10 Best Fabric Storage Ideas
Ready for your MSM (Master of Stash Management) degree? I love seeing all the innovative ways that creative people have for storing and organizing their fabric. But the solutions are not one-size-fits-all. What works for me may not work for you – each of us brings different variables to the formula. Our needs will be different depending on the kind of sewing we do, the space we have to work with, the amount of stuff we have to fit into said space, and our working style.
A good place to start is with a few questions:
- Do you make scrappy quilts? Garments? Art quilts? Baby quilts? Bags and accessories?
- Is most of your fabric cotton, silk, linen or wool? Woven or knit? Fat quarters, pre-cuts, kits or yardage?
- How do you approach your stash when starting a project? Is it all about color? Pattern? Fiber? Weave? Size of each piece?
- Do you have dedicated studio space, or do you share your space with other people and tasks?

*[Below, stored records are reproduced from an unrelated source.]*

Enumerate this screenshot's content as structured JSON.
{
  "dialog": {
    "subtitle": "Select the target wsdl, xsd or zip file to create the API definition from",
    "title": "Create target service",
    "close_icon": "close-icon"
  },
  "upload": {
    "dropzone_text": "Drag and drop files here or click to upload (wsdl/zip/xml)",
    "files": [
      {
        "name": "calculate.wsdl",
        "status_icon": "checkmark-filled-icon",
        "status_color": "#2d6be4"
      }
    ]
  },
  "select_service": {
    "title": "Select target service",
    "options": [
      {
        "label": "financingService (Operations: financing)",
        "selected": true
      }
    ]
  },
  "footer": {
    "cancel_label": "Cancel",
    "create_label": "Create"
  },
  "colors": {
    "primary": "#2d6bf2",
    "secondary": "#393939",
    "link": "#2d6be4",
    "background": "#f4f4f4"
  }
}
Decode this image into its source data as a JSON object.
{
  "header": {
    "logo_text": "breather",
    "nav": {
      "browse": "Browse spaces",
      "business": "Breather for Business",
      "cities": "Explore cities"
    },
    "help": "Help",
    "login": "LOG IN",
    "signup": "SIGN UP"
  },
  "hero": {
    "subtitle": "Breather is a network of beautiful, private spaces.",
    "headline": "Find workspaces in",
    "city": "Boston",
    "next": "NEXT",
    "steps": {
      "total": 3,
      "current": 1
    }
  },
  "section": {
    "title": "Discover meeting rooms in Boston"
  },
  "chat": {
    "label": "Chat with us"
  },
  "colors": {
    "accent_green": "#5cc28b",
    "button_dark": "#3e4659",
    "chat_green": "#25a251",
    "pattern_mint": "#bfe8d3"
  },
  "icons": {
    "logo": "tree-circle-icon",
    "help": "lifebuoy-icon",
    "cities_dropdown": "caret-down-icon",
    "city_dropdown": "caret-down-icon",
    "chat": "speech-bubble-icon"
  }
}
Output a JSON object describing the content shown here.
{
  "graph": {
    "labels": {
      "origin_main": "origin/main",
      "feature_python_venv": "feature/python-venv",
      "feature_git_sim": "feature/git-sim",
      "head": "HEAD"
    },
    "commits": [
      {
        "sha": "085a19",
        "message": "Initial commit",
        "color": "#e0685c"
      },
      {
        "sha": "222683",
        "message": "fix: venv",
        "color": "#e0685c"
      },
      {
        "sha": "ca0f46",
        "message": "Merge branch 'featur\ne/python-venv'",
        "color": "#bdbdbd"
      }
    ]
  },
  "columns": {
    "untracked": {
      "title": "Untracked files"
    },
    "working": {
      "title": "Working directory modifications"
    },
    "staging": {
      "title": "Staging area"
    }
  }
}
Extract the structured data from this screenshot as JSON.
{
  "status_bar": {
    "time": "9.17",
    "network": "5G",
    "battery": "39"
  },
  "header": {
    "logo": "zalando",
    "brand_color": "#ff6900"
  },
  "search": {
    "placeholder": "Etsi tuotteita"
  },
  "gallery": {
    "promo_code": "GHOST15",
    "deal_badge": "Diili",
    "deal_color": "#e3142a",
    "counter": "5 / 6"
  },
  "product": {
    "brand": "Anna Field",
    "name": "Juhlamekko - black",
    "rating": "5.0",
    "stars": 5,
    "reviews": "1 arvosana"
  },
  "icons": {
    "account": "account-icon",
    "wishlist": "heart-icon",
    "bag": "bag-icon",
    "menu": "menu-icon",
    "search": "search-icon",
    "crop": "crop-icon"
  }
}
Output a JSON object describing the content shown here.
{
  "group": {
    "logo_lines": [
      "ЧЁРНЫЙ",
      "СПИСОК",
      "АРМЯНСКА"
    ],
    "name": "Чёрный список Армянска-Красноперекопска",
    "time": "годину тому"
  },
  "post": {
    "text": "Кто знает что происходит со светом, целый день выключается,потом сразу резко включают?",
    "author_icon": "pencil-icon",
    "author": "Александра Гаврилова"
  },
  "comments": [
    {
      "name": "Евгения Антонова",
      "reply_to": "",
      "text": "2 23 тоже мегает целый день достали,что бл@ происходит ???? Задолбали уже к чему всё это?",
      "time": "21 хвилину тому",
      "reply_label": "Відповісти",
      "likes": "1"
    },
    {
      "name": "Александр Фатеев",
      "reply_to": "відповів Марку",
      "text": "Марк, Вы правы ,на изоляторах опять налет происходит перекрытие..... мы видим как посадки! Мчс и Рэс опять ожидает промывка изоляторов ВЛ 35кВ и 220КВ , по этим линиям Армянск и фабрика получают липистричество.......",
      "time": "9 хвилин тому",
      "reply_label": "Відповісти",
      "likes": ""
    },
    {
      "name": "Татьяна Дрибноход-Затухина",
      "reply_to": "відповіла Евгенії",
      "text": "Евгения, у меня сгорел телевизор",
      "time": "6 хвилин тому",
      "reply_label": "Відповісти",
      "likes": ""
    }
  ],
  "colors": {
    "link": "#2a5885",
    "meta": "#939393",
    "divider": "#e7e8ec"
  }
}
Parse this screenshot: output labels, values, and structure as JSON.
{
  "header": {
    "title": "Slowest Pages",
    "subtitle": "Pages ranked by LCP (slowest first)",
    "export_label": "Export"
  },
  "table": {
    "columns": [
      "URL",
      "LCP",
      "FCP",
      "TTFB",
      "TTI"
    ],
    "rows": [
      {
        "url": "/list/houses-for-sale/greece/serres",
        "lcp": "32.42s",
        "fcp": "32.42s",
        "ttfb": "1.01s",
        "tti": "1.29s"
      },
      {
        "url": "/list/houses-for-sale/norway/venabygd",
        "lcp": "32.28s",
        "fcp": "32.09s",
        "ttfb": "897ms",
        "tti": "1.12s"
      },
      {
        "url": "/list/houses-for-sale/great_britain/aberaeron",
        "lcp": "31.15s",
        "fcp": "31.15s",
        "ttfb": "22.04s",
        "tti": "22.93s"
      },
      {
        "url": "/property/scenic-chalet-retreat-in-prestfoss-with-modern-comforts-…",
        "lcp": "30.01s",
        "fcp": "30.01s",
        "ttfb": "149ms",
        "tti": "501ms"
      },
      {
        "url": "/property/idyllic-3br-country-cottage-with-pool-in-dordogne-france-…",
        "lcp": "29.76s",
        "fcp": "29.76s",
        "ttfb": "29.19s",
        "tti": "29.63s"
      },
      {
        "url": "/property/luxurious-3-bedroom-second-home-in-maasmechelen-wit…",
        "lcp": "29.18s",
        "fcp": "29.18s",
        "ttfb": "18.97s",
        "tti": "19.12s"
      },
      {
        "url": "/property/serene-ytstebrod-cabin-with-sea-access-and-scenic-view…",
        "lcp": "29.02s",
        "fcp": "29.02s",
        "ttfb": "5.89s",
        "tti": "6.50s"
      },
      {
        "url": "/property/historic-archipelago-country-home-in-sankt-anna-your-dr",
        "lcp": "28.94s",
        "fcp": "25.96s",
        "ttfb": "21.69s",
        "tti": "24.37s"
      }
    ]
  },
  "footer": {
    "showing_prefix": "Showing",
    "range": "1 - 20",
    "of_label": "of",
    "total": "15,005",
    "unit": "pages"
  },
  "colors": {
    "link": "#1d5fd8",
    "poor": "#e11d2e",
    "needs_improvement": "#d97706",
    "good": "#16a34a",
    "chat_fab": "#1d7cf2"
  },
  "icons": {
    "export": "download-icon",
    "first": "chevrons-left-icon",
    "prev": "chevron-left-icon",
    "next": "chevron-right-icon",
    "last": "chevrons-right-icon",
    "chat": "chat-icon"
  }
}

- Do you want your materials to be visible or hidden?
- Do you work best in an ordered environment? Or do you prefer that your surroundings “flow”? (Personally, I think it’s perfectly reasonable to alphabetize the spice cupboard. My family disagrees.)
If you enjoy lots of fiber arts like I do, you’ll have a mix to keep track of. I find that I use parts of different systems to accommodate a fabric stash that remains friendly to garment sewing, home dec., traditional quilting, art quilting, piecing and applique. Check out what others are doing and find what works for you!
The Scientific Seamstress uses standard card stock from the office supply store as a template for folding her fabric. It maintains a uniform footprint for stacking on shelves, and it’s inexpensive enough to leave the card stock in the pieces to give them some stability on and off the shelves.
Here’s a clever technique that uses something I didn’t know existed: comic book storage boards! Thanks, Smashed Peas & Carrots! Comic book storage boards are heavier than card stock and are archival. Their extra bulk allows for vertical storage, making your shelves look like a mini fabric store filled with baby bolts.
If you want to make use of every inch of your shelf space, consider making custom cardboard templates for folding. I Always Pick the Thimble shows you how to measure your shelves and to cut folding templates that allow space for multiple folds of fabric.
The Sewing Loft has a pay-it-forward method for stash management: de-stashing! You probably don’t have any (ha!), but I might have a few pieces that seemed like a good idea when I bought them…. There are tips here on finding new loving homes for your overflow.
File cabinets abound at thrift stores and garage sales. Our Peaceful Planet shows you how to refurbish a file cabinet that has seen better days. Hanging files keep the fabric tidy and visible when you want to see it, hidden when you don’t.
I wonder how many spare bedrooms have been converted to sewing studios? Often, the closet becomes a catch-all and is not used efficiently. Enter House for Five (now House for Six) with a great use for pants hangers! This is a great system for garment and home dec yardage!
Are you a roller, not a folder? Moore Magnets suggests rolling your fabric and storing it in bins. You’ll get to be good at approximating the yardage in each piece by looking the thickness of the roll, and the storage method is the same whether you have 1/4 yard or 4 yards.
If you’re a quilter, you have a ruler. Create Kids Couture uses a standard quilter’s ruler as a template for folding fabric. Slide the ruler out of your folded bundle to be ready for the next happy fabric!
If have scraps to manage, folding may not be practical. But sorting scraps by color and letting them live in drawers like Mermaid Sews keeps the scraps organized and easier to use. With these plastic drawers, you can see what’s where, and you can pull the drawers all the way out if you’re working with one color more than another.
The St. Louis Modern Quilt Guild asked its members about their favorite fabric folding and storage solutions and shared several suggestions, There are photos of actual, real, live studio spaces, so you can see how a method might work best for your situation.